Yes yes to all of the above.
I have stayed away from Facebook as much as possible for about two weeks and it has helped.
My M never was into Ms Day, cos she is the kind of person who thinks it is degrading and beneath her to be labeled "just a mother". This was before she decided to disown myself and sister, and slammed phone down on my sis when she called one Mothers Day a few yrs ago to wish her well. M is on Facebook, I wonder if she "feels the draught" where everyone else is on there boasting on about their lovely mums and she gets nothing from myself or my sis.
On the up side, I don't have to worry about getting her a card, its not even an option.
It is good to see so many women who have resolved not to be like their toxic mothers. Sometimes parents show us the way by what NOT to do.
Op I've been NC with my toxic mother for 15 years.
Mother's Day is totally about me and my kids.

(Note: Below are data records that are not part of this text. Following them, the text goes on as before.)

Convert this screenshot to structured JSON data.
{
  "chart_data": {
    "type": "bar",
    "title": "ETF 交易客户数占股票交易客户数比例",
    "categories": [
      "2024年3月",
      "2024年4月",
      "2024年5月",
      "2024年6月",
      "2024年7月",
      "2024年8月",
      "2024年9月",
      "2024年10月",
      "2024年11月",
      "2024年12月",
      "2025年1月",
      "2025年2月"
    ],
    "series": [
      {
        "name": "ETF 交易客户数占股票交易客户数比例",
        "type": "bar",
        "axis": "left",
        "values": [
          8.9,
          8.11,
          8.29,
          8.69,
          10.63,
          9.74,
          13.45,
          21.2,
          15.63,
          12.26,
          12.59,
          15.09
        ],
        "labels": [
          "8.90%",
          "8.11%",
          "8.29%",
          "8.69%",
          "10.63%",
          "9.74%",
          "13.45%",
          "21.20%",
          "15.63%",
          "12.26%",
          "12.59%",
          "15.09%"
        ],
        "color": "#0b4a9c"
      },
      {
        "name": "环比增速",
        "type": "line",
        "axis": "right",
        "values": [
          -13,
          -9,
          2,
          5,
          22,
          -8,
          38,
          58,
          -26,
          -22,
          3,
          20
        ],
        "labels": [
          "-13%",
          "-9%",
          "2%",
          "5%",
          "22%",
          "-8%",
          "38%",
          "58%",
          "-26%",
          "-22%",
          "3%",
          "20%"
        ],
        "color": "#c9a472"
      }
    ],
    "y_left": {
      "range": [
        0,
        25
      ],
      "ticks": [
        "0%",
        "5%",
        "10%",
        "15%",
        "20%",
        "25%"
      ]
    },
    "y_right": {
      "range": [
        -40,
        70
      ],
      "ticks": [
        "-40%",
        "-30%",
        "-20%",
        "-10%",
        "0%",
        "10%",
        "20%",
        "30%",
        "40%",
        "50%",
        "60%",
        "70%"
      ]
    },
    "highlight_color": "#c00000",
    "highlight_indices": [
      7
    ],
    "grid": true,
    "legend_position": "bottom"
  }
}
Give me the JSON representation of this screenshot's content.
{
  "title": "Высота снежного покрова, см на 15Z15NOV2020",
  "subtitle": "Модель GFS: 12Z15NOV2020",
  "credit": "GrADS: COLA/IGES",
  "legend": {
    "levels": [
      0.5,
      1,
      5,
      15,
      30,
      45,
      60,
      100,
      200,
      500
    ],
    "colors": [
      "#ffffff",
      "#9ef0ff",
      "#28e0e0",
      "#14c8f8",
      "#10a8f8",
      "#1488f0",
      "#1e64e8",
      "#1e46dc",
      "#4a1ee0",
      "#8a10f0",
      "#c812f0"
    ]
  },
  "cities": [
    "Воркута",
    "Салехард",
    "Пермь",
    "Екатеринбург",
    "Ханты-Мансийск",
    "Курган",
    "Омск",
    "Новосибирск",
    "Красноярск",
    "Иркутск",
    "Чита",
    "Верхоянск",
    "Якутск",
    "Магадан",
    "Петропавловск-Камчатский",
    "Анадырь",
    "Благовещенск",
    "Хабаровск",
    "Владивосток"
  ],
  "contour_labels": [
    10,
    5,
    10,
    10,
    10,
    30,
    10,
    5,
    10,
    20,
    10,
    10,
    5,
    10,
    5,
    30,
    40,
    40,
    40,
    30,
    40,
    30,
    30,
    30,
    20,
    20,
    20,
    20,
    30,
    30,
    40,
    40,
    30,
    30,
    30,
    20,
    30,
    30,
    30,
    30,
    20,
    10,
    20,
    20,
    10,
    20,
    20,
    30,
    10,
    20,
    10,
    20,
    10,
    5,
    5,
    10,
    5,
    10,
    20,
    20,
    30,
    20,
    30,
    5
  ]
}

I don't even give that bitch a second thought.
Don't feel sad - be greatful that she taught you to be everything she isn't. You can't change the past only consentrate on today X
Has anyone here ever been to church where they admit that they don't do Mothers Day and get a roomful of people looking askance and telling them "But you should celebrate Mothers Day because of your kids"? I have. Its why I avoid Church every M Day ever since.
When my kids were little I used to send a note to school saying "Please dont make my kids make me a M day card. I don't celebrate. They probably thought I was a freak.
I can't stand my mother. She is a jealous, self centred bully (I wanted to use another b word there but restated). But for everything she's done to me I still blame myself endlessly and feel sad. I have two beautiful DC and I've had a lovely day but it's tinged with sadness and 'what ifs'
Do any of you worry that you'll end up with a similarly bad relationship with your own children in 30 years, despite your best efforts? I do and so am beginning to dislike this day for another reason.